Outra coisa que percebi foi que, por contarem apenas duas ondas, várias baterias estão sendo decididas nos segundos finais. É nesta hora que o preparo psicológico decide, e aqueles que caem nas ondas decisivas certamente não agüentaram a pressão ou tentaram uma manobra arriscada. Ficou claro que para conseguir virar resultados a frieza e/ou muita experiência são armas fundamentais.

 

Com está vitória, o australiano pulou do trigésimo para o décimo sétimo lugar no ranking – até então não havia passado do terceiro round. Foi com certeza uma vitória de um azarão, pois Lovett já tem 29 anos e nunca havia vencido uma etapa do WCT, o que demonstra um nivelamento entre os surfistas da elite mundial.

 

Temos que levar em consideração que ele é um excelente competidor de baterias de quatro surfistas, formato adotado no WQS, onde ele já tem três vitórias, uma inclusive no Hawaii.

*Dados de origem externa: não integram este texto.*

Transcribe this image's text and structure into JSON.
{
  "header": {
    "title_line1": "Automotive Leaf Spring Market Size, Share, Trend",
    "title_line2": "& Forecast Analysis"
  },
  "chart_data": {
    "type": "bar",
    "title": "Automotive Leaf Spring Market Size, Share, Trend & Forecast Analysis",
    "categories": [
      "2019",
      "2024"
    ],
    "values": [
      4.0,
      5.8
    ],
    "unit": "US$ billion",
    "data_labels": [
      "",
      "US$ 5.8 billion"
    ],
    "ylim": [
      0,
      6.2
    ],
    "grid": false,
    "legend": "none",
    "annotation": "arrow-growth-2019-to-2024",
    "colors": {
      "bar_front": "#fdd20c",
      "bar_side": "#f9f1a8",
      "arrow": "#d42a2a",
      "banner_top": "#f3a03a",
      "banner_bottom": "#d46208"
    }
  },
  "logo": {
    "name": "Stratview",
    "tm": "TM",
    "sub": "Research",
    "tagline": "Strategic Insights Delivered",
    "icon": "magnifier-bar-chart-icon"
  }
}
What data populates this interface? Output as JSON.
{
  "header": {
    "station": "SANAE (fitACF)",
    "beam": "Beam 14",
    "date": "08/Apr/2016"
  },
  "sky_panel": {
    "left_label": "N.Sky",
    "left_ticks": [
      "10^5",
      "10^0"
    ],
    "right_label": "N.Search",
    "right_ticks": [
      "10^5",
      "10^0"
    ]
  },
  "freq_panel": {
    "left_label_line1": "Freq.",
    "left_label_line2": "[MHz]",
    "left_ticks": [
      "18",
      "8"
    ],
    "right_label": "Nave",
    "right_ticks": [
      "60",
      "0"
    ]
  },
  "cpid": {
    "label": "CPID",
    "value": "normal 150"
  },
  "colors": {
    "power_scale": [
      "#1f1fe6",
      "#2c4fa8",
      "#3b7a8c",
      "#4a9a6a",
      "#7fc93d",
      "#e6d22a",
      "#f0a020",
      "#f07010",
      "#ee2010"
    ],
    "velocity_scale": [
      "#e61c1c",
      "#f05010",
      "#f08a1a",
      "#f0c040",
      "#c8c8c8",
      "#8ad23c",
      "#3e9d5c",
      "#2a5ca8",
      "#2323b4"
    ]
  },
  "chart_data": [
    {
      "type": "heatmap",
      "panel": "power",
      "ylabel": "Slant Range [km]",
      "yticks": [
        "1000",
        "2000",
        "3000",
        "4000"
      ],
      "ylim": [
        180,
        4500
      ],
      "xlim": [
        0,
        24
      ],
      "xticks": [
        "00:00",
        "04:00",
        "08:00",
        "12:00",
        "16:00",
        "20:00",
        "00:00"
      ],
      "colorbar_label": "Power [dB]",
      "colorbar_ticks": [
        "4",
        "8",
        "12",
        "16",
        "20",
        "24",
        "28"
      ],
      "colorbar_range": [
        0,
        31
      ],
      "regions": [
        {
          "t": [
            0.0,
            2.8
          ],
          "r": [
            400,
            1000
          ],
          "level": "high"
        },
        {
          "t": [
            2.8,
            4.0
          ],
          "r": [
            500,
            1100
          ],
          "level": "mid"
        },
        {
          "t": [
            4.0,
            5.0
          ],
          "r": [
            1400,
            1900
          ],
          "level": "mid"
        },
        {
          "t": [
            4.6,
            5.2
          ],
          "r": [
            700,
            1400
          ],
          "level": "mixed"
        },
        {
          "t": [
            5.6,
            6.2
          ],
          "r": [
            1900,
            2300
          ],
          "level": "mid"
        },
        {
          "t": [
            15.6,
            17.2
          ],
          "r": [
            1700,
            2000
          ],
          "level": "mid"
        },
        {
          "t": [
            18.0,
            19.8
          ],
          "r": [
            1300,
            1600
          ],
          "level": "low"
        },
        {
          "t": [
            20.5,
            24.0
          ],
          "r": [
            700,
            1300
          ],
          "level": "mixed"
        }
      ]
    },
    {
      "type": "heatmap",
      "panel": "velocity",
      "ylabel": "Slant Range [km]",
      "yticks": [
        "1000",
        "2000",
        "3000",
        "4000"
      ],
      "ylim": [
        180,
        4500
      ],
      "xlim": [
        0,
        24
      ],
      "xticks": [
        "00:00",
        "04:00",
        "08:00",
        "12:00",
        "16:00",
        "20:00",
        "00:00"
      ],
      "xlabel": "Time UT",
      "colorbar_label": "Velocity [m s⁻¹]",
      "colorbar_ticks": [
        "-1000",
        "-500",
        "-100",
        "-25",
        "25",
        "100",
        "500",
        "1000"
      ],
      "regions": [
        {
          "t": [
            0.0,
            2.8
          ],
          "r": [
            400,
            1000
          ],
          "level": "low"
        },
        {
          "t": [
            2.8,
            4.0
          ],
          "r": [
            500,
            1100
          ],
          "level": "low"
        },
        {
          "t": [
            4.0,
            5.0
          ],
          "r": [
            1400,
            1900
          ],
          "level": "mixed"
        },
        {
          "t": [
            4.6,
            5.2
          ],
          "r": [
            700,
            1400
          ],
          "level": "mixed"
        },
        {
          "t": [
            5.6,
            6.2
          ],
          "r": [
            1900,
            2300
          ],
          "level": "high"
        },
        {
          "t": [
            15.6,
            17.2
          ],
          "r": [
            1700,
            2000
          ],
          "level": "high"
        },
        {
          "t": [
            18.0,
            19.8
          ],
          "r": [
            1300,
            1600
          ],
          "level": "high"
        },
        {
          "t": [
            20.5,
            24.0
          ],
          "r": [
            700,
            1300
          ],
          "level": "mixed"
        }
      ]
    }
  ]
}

Como as ondas estavam escassas, ele usou toda sua estratégia competitiva para se posicionar e escolher certo, durante toda a etapa de Trestles, na Califórnia.

 

Para os brasileiros foi um evento de recuperação e de afirmação. No momento, existem seis brasileiros entre os 28 primeiros que se classificam direto para o circuito do ano que vem, e ainda teremos uma etapa em Florianópolis. O excelente terceiro lugar de Victor Ribas pode possibilitar uma reação do atleta no ranking, e com mais uma boa colocação nas próximas duas etapas na Europa o cabofriense poderá ter o estímulo para competir no Brasil praticamente classificado para o WCT do ano que vem.

 

Tirando a pressão de competir em casa na antepenúltima etapa do ano, Neco Padaratz confirmou a boa fase e foi muito bem no evento, perdendo somente para um Kelly Slater inspirado. Mas, com um nono lugar Neco se garantiu como o melhor brasileiro no ranking.

 

Outro que faz um excelente ano é o pernambucano Paulo Moura, que ficou em nono na etapa e está vigésimo segundo lugar no ranking. No final do mês tem outro capítulo, agora na costa basca. Boa sorte.